O bosssze, co ja biedna narobiłam! Nie doceniłam i nie zrozumiałam tak wielkiego arcydzieła kinematografii. Chyba się przerzucę na jakieś bajki dla dzieci :D
Jacy Wy jesteście żałośni... Żeby tylko jeden drugiemu naubliżać... Z powodu tego kto co lubi... Jeden wielki wstyd.
Szczerze mówiąc pierwszy raz oglądałem ten film z 8 lat temu, jako małolat i rzeczywiście mi się podobał, chyba głównie przez dziewczynę z sąsiedztwa xD Dzisiaj już miłosne perypetie nastolatków raczej mnie nie interesują i na film patrzę też inaczej niż kiedyś, no i rzeczywiście nie porywa, dosyć mierny.
Tak to już jest, że dojrzewamy a wraz z nami dojrzewają nasze gusta :) Problem jest z tymi, którzy zatrzymują się w rozwoju na etapie wczesnej młodości.
W punkt. Choć można by było się jeszcze nad nim popastwić, to nie wiem czy warto coś dodawać. Z całą pewnością za to wiem, że nie warto brać się za oglądanie tej pozycji. Kompletna strata czasu.
Kocham tę chwilę kiedy ktoś kto uważa się za wielkiego znawcę kina z elokwencją i gracją piszę " CHYBA DLA GIMBUSÓW!!!" Sam taki wpis świadczy niestety o poziomie jaki sobą szanowna mitsuko76 reprezentuję. Film nie był arcydziełem który ocenił bym na 10/10 ale spokojnie mogę dać 7 czemu ? już tłumacze. Mamy młodego gościa który dostał 3 miechy zawiasów i z nudów obserwuję sąsiedztwo. I teraz okazuję się ze jeden z sąsiadów to niestety psychopata mordujący kobiety hmm no niby normalne prawda ? Pewnie co drugi sąsiad jest taki hehe. A teraz tak się zastanowić ile wiemy o swoim otoczeniu ? Bo ja mieszkam kupe lat i w okolicy o sąsiadach wiem tyle że jeden kupił se psa a drugi lubi wypić w piątek. A w prawdzie każdy z tych sąsiadów może być takim psycholem . Over bez odbioru
Ja też to oglądałem dobrych parę lat temu i choć miałem około 30-tki to bynajmniej się na tym nie wynudziłem. Fabuła akurat niestereotypowa, nie ma tam grupki przyjaciół wykańczanych po kolei przez szaleńca. Tyle że nie dawaj tu spoilerów, bo właściwie zdradziłeś clue filmu.
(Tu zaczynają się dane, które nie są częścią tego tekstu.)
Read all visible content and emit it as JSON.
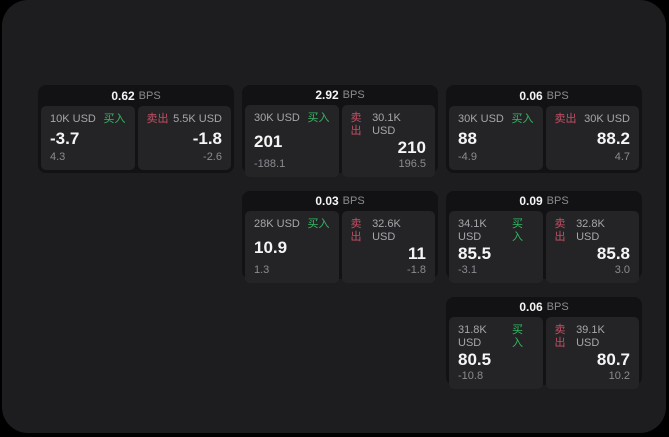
{
  "colors": {
    "page_bg": "#000000",
    "panel_bg": "#1d1d1f",
    "card_bg": "#121214",
    "tile_bg": "#242427",
    "buy_green": "#35b862",
    "sell_red": "#c44f63",
    "text_primary": "#f5f5f5",
    "text_muted": "#8b8b90"
  },
  "labels": {
    "bps": "BPS",
    "buy": "买入",
    "sell": "卖出"
  },
  "cards": [
    {
      "spread_bps": "0.62",
      "buy": {
        "notional": "10K USD",
        "price": "-3.7",
        "delta": "4.3"
      },
      "sell": {
        "notional": "5.5K USD",
        "price": "-1.8",
        "delta": "-2.6"
      }
    },
    {
      "spread_bps": "2.92",
      "buy": {
        "notional": "30K USD",
        "price": "201",
        "delta": "-188.1"
      },
      "sell": {
        "notional": "30.1K USD",
        "price": "210",
        "delta": "196.5"
      }
    },
    {
      "spread_bps": "0.06",
      "buy": {
        "notional": "30K USD",
        "price": "88",
        "delta": "-4.9"
      },
      "sell": {
        "notional": "30K USD",
        "price": "88.2",
        "delta": "4.7"
      }
    },
    {
      "spread_bps": "0.03",
      "buy": {
        "notional": "28K USD",
        "price": "10.9",
        "delta": "1.3"
      },
      "sell": {
        "notional": "32.6K USD",
        "price": "11",
        "delta": "-1.8"
      }
    },
    {
      "spread_bps": "0.09",
      "buy": {
        "notional": "34.1K USD",
        "price": "85.5",
        "delta": "-3.1"
      },
      "sell": {
        "notional": "32.8K USD",
        "price": "85.8",
        "delta": "3.0"
      }
    },
    {
      "spread_bps": "0.06",
      "buy": {
        "notional": "31.8K USD",
        "price": "80.5",
        "delta": "-10.8"
      },
      "sell": {
        "notional": "39.1K USD",
        "price": "80.7",
        "delta": "10.2"
      }
    }
  ]
}
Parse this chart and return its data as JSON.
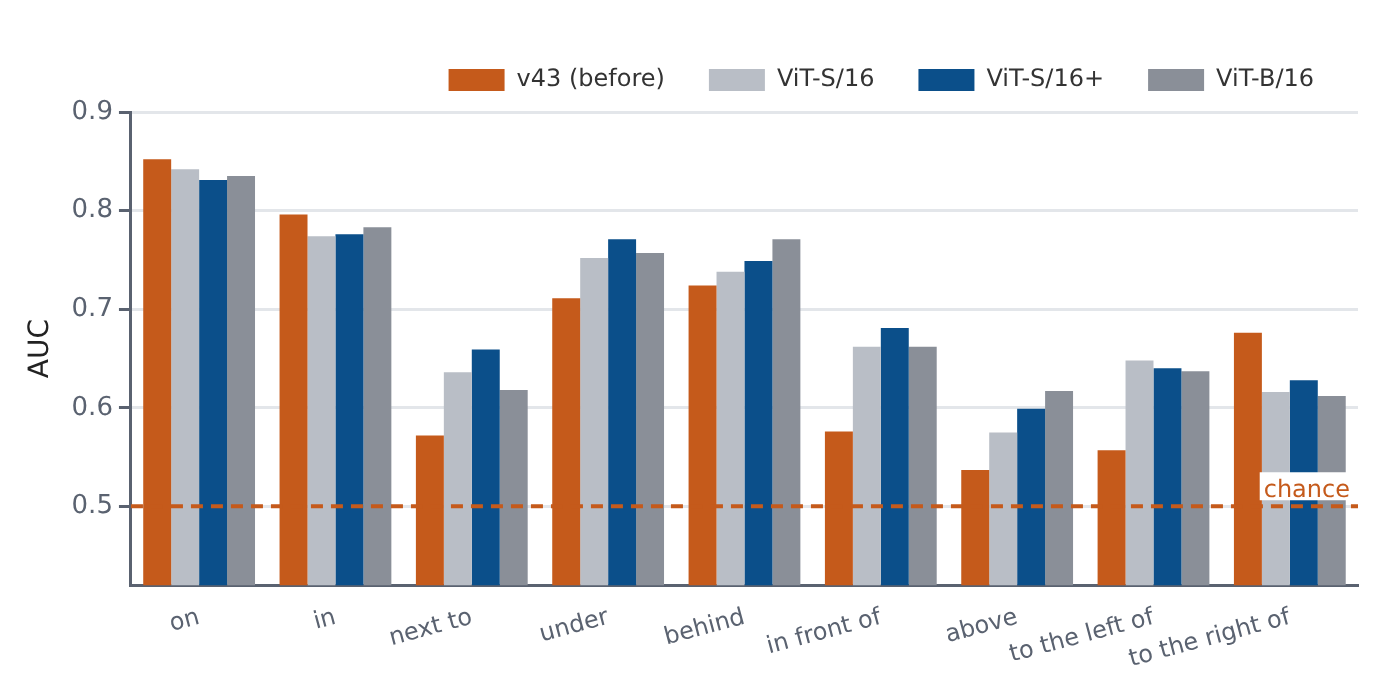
{
  "chart_data": {
    "type": "bar",
    "ylabel": "AUC",
    "categories": [
      "on",
      "in",
      "next to",
      "under",
      "behind",
      "in front of",
      "above",
      "to the left of",
      "to the right of"
    ],
    "series": [
      {
        "name": "v43 (before)",
        "color": "#c55a1b",
        "values": [
          0.852,
          0.796,
          0.572,
          0.711,
          0.724,
          0.576,
          0.537,
          0.557,
          0.676
        ]
      },
      {
        "name": "ViT-S/16",
        "color": "#b9bec6",
        "values": [
          0.842,
          0.774,
          0.636,
          0.752,
          0.738,
          0.662,
          0.575,
          0.648,
          0.616
        ]
      },
      {
        "name": "ViT-S/16+",
        "color": "#0b4f8a",
        "values": [
          0.831,
          0.776,
          0.659,
          0.771,
          0.749,
          0.681,
          0.599,
          0.64,
          0.628
        ]
      },
      {
        "name": "ViT-B/16",
        "color": "#8a8f98",
        "values": [
          0.835,
          0.783,
          0.618,
          0.757,
          0.771,
          0.662,
          0.617,
          0.637,
          0.612
        ]
      }
    ],
    "ylim": [
      0.42,
      0.9
    ],
    "yticks": [
      0.5,
      0.6,
      0.7,
      0.8,
      0.9
    ],
    "grid": "y",
    "legend": "top right",
    "ref_lines": [
      {
        "axis": "y",
        "value": 0.5,
        "label": "chance",
        "color": "#c55a1b",
        "line_style": "dashed"
      }
    ]
  }
}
Dokładnie! Zupełny brak napięci. Historia zaczyna okropnie nużyć już w połowie. Poza tym to oklepany temat. Kolejny film w stylu "Okno na podwórze".
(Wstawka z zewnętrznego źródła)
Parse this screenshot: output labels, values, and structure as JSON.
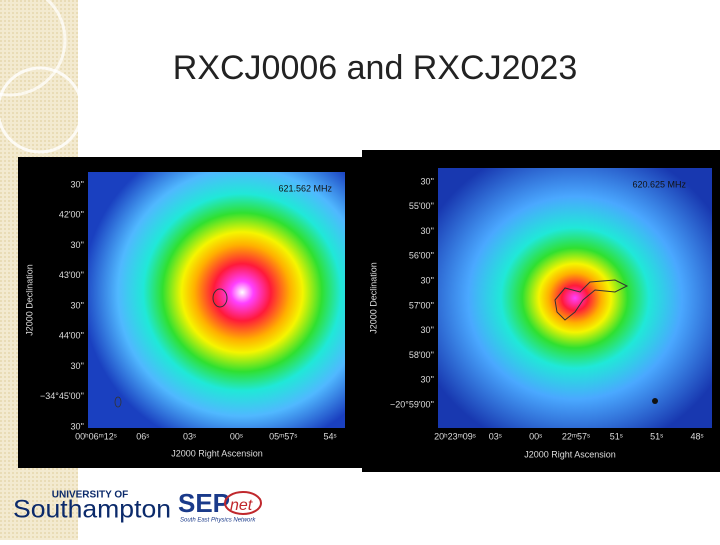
{
  "title": "RXCJ0006 and RXCJ2023",
  "panels": [
    {
      "frequency": "621.562 MHz",
      "yticks": [
        "30''",
        "42'00''",
        "30''",
        "43'00''",
        "30''",
        "44'00''",
        "30''",
        "−34°45'00''",
        "30''"
      ],
      "xticks": [
        "00ʰ06ᵐ12ˢ",
        "06ˢ",
        "03ˢ",
        "00ˢ",
        "05ᵐ57ˢ",
        "54ˢ"
      ],
      "ylabel": "J2000 Declination",
      "xlabel": "J2000 Right Ascension"
    },
    {
      "frequency": "620.625 MHz",
      "yticks": [
        "30''",
        "55'00''",
        "30''",
        "56'00''",
        "30''",
        "57'00''",
        "30''",
        "58'00''",
        "30''",
        "−20°59'00''"
      ],
      "xticks": [
        "20ʰ23ᵐ09ˢ",
        "03ˢ",
        "00ˢ",
        "22ᵐ57ˢ",
        "51ˢ",
        "51ˢ",
        "48ˢ"
      ],
      "ylabel": "J2000 Declination",
      "xlabel": "J2000 Right Ascension"
    }
  ],
  "logos": {
    "university_of": "UNIVERSITY OF",
    "southampton": "Southampton",
    "sep": "SEP",
    "net": "net",
    "network": "South East Physics Network"
  }
}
Żeby to chociaż był film w stylu "Okno na podwórze"... , ale tak jak wygoniłam syna z filmu bo nie ma 16 tak później pomyślałam, że to akurat "thriller" dla niego.
Nieciekawe sceny, nudne wątki, film o perypetiach i rozterkach życiowych nastolatka, jeszcze tak nudnych, że chłopak ma szczęście, że w sąsiedztwie pojawił się psychopata, bo by skisił się z nudów w swoim nudnym życiu z rozterkami w stylu "Trudne sprawy"... Początek kiedy ginie jego tata jest najciekawszy. Od momentu kary w domu-flaki z olejem.